Delusions can be a hell of a drug, but what happens when you have real-life proof of them? Amelia Moses’ Bleed with Me at Salem Horror Fest tries to answer that question. This film tells a tale of vampirism and longing. It’s a slow burn, but it’s also incredibly anxious. Basically, the film feels like you’re having one long extended panic attack, which is exactly what a good thriller should feel like.
Bleed with Me is about two coworkers, Rowan (Lee Marshall) and Emily (Lauren Beatty), who go on a vacation together in the snowy mountains to an isolated cabin—like every other horror movie that came out in 2020. I joke. They’re joined by Emily’s boyfriend Brendan (Aris Tyros) who, after some bonding, seems to enjoy the company of Rowan more than his girlfriend. This irritates Emily, but just how much does it irritate her? Rowan keeps waking up each morning with a new bloody wound on her arm, which looks like self-harm scars. During one of those bonding sessions, Rowan does mention that a woman had stalked her after work one night, so maybe that has something to do with this. Or maybe Rowan is just delusional.
When I began watching Bleed with Me, my very first note was, in all caps, “are they gay???” We soon find out that the man on the journey with them, Brendan, is in fact, like I said, Emily’s boyfriend. So, that throws that theory out. Or does it? Rowan is very obviously queer-coded, in that it’s immediately obvious that she is, shall we say, obsessed with Emily. The two don’t come off as close friends—they’re co-workers who get along but definitely not best friends. From the beginning, we can tell that Rowan longs to be closer to Emily, and while you may say that that’s just a friend-crush, I’d like to present further evidence.
Rowan is jealous of Emily’s boyfriend and imagines herself in this intimate subservient position with Emily. It’s not even explicit during scenes of Emily taking Rowan’s blood, a piece of her that’s ingrained in every aspect of her body, that this is actually happening—Rowan just subconsciously wishes it would.
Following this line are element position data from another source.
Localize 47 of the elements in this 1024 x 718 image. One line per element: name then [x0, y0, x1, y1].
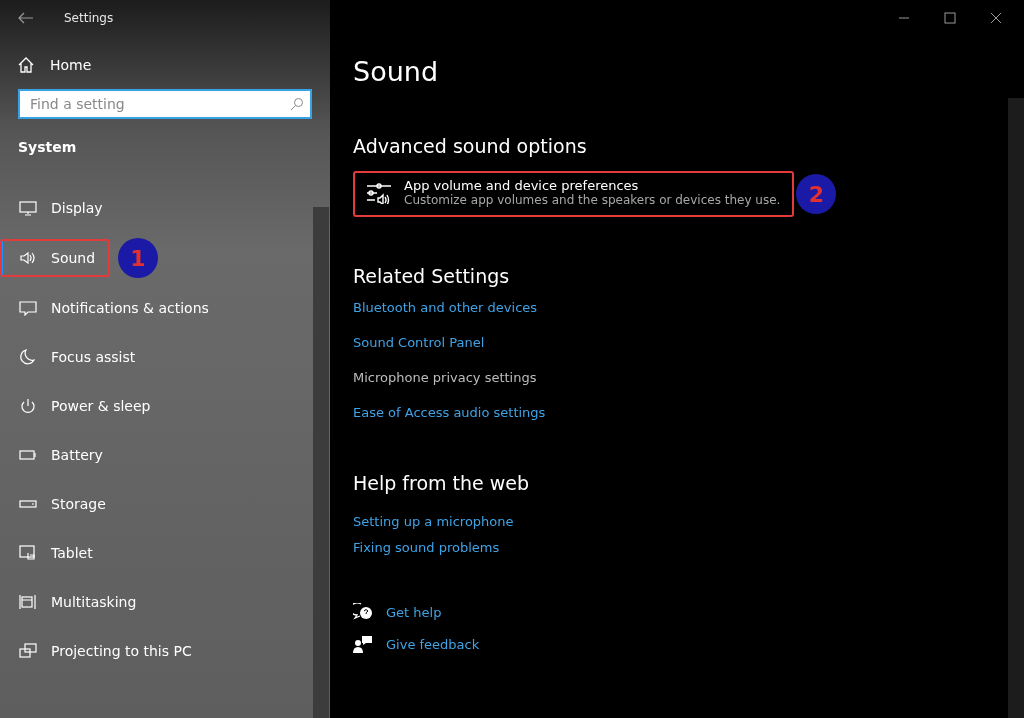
multitasking-icon	[19, 594, 37, 610]
page-title: Sound	[353, 56, 439, 87]
sidebar-item[interactable]: Multitasking	[0, 583, 155, 621]
battery-icon	[19, 447, 37, 463]
section-heading: Related Settings	[353, 265, 510, 287]
sidebar-item[interactable]: Sound	[0, 239, 110, 277]
sound-icon	[19, 250, 37, 266]
search-field[interactable]: Find a setting	[18, 89, 312, 119]
settings-option[interactable]: App volume and device preferences Customize app volumes and the speakers or devices they use.	[353, 171, 795, 217]
power-icon	[19, 398, 37, 414]
footer-link[interactable]: Get help	[386, 604, 442, 620]
help-link[interactable]: Setting up a microphone	[353, 514, 514, 529]
footer-link[interactable]: Give feedback	[386, 636, 480, 652]
section-heading: Help from the web	[353, 472, 530, 494]
section-heading: System	[18, 139, 77, 155]
settings-link[interactable]: Ease of Access audio settings	[353, 405, 546, 420]
sidebar-item[interactable]: Power & sleep	[0, 387, 169, 425]
sidebar-item[interactable]: Projecting to this PC	[0, 632, 210, 670]
home-icon	[18, 57, 34, 73]
scrollbar[interactable]	[313, 207, 329, 718]
help-link[interactable]: Fixing sound problems	[353, 540, 500, 555]
section-heading: Advanced sound options	[353, 135, 587, 157]
home-link[interactable]: Home	[18, 57, 98, 73]
sidebar-item[interactable]: Tablet	[0, 534, 111, 572]
close-icon[interactable]	[990, 12, 1002, 24]
window-title: Settings	[64, 11, 114, 25]
chat-help-icon	[353, 603, 373, 621]
sidebar-item[interactable]: Focus assist	[0, 338, 154, 376]
moon-icon	[19, 349, 37, 365]
person-feedback-icon	[353, 635, 373, 653]
display-icon	[19, 200, 37, 216]
notifications-icon	[19, 300, 37, 316]
sidebar-item[interactable]: Notifications & actions	[0, 289, 227, 327]
maximize-icon[interactable]	[944, 12, 956, 24]
settings-link[interactable]: Sound Control Panel	[353, 335, 485, 350]
sidebar-item[interactable]: Battery	[0, 436, 121, 474]
sidebar-item[interactable]: Display	[0, 189, 121, 227]
tablet-icon	[19, 545, 37, 561]
sidebar-item[interactable]: Storage	[0, 485, 124, 523]
back-arrow-icon[interactable]	[18, 12, 34, 24]
scrollbar[interactable]	[1008, 98, 1024, 718]
callout-number: 1	[118, 238, 158, 278]
search-icon	[290, 97, 304, 111]
settings-link[interactable]: Bluetooth and other devices	[353, 300, 538, 315]
projecting-icon	[19, 643, 37, 659]
callout-number: 2	[796, 174, 837, 214]
sliders-speaker-icon	[366, 181, 392, 204]
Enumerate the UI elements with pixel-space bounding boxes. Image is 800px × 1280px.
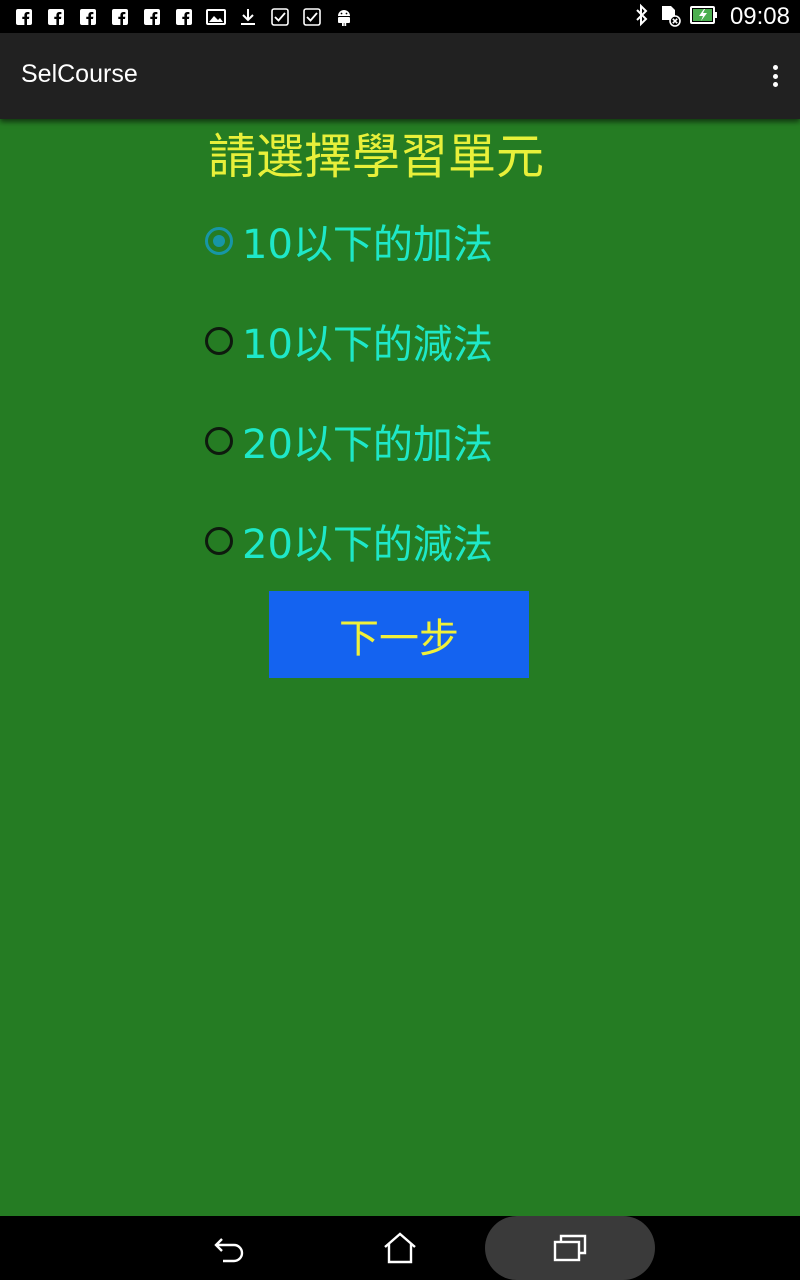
radio-button[interactable] <box>205 327 233 355</box>
radio-button-checked[interactable] <box>205 227 233 255</box>
download-icon <box>238 7 258 27</box>
radio-option-sub-10[interactable]: 10以下的減法 <box>205 311 493 371</box>
radio-label: 10以下的加法 <box>242 222 493 268</box>
facebook-icon <box>78 7 98 27</box>
radio-label: 20以下的加法 <box>242 422 493 468</box>
status-bar: 09:08 <box>0 0 800 33</box>
notification-icons <box>14 6 354 28</box>
overflow-menu-icon[interactable] <box>768 61 782 91</box>
system-icons: 09:08 <box>634 3 790 31</box>
checkbox-icon <box>302 7 322 27</box>
radio-label: 20以下的減法 <box>242 522 493 568</box>
sd-card-icon <box>658 3 682 31</box>
photo-icon <box>206 7 226 27</box>
recents-icon[interactable] <box>485 1216 655 1280</box>
page-title: 請選擇學習單元 <box>208 129 545 185</box>
menu-dot <box>772 65 778 70</box>
menu-dot <box>772 82 778 87</box>
facebook-icon <box>46 7 66 27</box>
home-icon[interactable] <box>360 1216 440 1280</box>
radio-option-add-20[interactable]: 20以下的加法 <box>205 411 493 471</box>
radio-option-add-10[interactable]: 10以下的加法 <box>205 211 493 271</box>
back-icon[interactable] <box>190 1216 270 1280</box>
radio-button[interactable] <box>205 427 233 455</box>
next-step-label: 下一步 <box>339 616 459 661</box>
radio-button[interactable] <box>205 527 233 555</box>
action-bar: SelCourse <box>0 33 800 119</box>
android-icon <box>334 7 354 27</box>
radio-option-sub-20[interactable]: 20以下的減法 <box>205 511 493 571</box>
clock: 09:08 <box>729 3 790 30</box>
checkbox-icon <box>270 7 290 27</box>
facebook-icon <box>14 7 34 27</box>
facebook-icon <box>142 7 162 27</box>
next-step-button[interactable]: 下一步 <box>269 591 529 678</box>
navigation-bar <box>0 1216 800 1280</box>
radio-dot <box>213 235 225 247</box>
radio-label: 10以下的減法 <box>242 322 493 368</box>
menu-dot <box>772 73 778 79</box>
facebook-icon <box>174 7 194 27</box>
facebook-icon <box>110 7 130 27</box>
bluetooth-icon <box>634 3 650 31</box>
battery-charging-icon <box>689 5 718 29</box>
app-title: SelCourse <box>21 60 138 88</box>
She craves the intimacy of being “bitten,” of being used by Emily to satisfy her desires for blood.
Vampires have always been looked at as a metaphor for sexuality, specifically female sexuality. The blood, the penetration of the fangs—it’s all very vaginal. Traditionally, it’s the male vampire seducing the unsuspecting female. But why can’t a female vampire seduce a damsel in distress of her own? It’s 2020, we’re all gay now. In both scenarios, the vampire usually chooses the unassuming, virginal woman—and while Rowan doesn’t really come off as a virgin in terms of sexuality, she is a social virgin. She doesn’t seem to have many friends or really to go out very often.
On the other side of the same coin, one could argue that it was nothing more than a desire for friendship, as Rowan really had none. She craved closeness in any sense of the word. And that’s fine as it is. Most of my points still stand, just with a different endgame. One could argue that Bleed with Me is a game of Rowan wanting to be friends with someone so badly that she gives of herself to the potential friend. But, considering the historically sexual nature of the vampire, it stands to reason that a sapphic conclusion is the more likely scenario here, and not to mention, the scenario I personally relate to more.
Now, if we’re assuming that Rowan’s delusions are reality, then we can then analyze Emily’s behavior as a supposed vampire. She’s elusive at first but then makes her presence known, almost as if to tease Rowan. But, if we’re assuming the delusions are all in Rowan’s head, it stands fit to examine why Rowan would want to be a vampire’s victim. Bleed with Me also brings into account the question of whether or not vampires are real. We either agree that what Rowan is experiencing is real or that it’s all in her head. Vampires are either real and Rowan is dealing with one, or they’re fake and Rowan has an overactive imagination. This film really gives the audience a choice between the facts.
So often, it’s not as easy to disbelieve a victim, though. As much as Bleed with Me is a tale of vampirism, it’s also a tale of gaslighting. I’ve delved deep into the subject before, so I’ll keep this brief. The audience really can choose whether or not to believe that Rowan is the victim of a vampire plot, but they can’t choose whether to believe that Rowan has been stalked. It’s often touted that one should believe the victim, and rightfully so. When the accused is faced with the accusations, of course they’re going to deny them. However, some go a bit further than that and try to make the issue about the victim—perhaps about their wellness or their credibility. And Emily does exactly that throughout the film when approached about the vampiric activities. Rowan is being directly gaslit, so much so that the audience can’t tell what’s real and what’s not.
Of course, I can’t tell you which is the right answer. You’ll have to find that out for yourself. If you are a fan of high suspense, slow burns, and stories that really make you think, you will enjoy this film. Amelia Moses really outdid herself with this intricate tale. Bleed with Me is playing at Salem Horror Fest through Sunday, but for a full list of screenings, go to bleedwithmefilm.com.